The United States Immunodeficiency Network (USIDNET) is an NIH-funded research consortium that advances scientific investigation in the field of inborn errors of immunity (IEI). Capturing demographic diversity within the patient registry is important for improving research on IEI and supporting health equity in clinical immunology. Formerly, registry data were collected via an opt-in system with patient informed consent. Now, the registry uses semi-automated de-identified data extraction from EPIC with a consent waiver. This study was performed to assess whether the new ascertainment method improved diversity using data from one site.
De-identified data contributed from CHOP was reviewed from both the old and the new USIDNET registries. Race, ethnicity, sex, and age within the new (n = 1,145) and old (n = 551) registries were defined. Patients without data for a given demographic (i.e. race) were excluded from the analysis for that demographic.

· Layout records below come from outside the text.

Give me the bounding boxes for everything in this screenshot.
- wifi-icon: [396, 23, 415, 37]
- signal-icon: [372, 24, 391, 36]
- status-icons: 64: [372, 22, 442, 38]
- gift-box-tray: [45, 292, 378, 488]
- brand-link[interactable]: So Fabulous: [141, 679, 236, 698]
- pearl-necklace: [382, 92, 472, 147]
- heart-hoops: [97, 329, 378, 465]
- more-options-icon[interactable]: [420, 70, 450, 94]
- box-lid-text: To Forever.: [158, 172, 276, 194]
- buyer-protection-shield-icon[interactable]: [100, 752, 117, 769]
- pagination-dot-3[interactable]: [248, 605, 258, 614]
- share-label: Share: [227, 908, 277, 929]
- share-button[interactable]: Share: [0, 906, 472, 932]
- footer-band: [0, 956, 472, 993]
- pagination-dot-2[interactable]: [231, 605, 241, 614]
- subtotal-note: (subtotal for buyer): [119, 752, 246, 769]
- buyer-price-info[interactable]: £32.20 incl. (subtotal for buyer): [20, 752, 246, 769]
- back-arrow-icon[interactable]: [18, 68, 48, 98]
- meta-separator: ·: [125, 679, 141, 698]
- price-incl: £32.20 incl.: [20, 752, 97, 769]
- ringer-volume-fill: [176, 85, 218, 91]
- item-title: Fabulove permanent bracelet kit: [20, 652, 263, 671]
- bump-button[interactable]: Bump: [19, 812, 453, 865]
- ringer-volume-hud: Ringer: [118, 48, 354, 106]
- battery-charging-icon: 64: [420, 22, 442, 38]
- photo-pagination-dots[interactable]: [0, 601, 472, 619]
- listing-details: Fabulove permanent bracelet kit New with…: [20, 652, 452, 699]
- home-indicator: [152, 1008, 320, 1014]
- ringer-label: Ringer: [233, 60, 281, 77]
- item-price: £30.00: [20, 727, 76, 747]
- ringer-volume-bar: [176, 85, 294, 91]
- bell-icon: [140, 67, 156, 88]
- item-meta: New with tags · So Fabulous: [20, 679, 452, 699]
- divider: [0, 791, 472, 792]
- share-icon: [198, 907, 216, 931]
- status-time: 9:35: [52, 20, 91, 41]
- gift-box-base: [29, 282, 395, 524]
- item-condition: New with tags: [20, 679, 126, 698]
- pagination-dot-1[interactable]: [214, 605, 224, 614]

Chi-squared and Fisher’s exact test were completed using GraphPad Prism to determine statistical significance.
The racial breakdown of the new registry was: 0.18% American Indian or Alaska Native, 2.55% Asian, 6.94% Black, 72.93% White, and 17.40% other or more than one race. This was a significant (p < 0.0001) difference in racial distribution compared to the old registry: 0.78% Asian or Pacific Islander, 10.85% Black, 86.05% White, and 2.33% other or more than one race. Relative to the old registry, the new registry had a significantly higher proportion of patients from racial minority backgrounds for the diagnosis of agammaglobulinemia (p = 0.0194), but not for severe combined immunodeficiency (p = 0.3937) or chronic granulomatous disease (p = 0.7305). The new registry trended toward a younger median age: 17 years old (0-54) versus 28 years old (9-72).
The design of the new USIDNET registry may better capture a greater representation of patients from racial minority backgrounds compared to the old registry. However, the proportion of patients from racial minority backgrounds within the registry continues to be lower than the populations seen in either total or immunology department CHOP patient visits. While there are many contributing factors, our data may indicate disparities in accessing tertiary care or receiving an IEI diagnosis.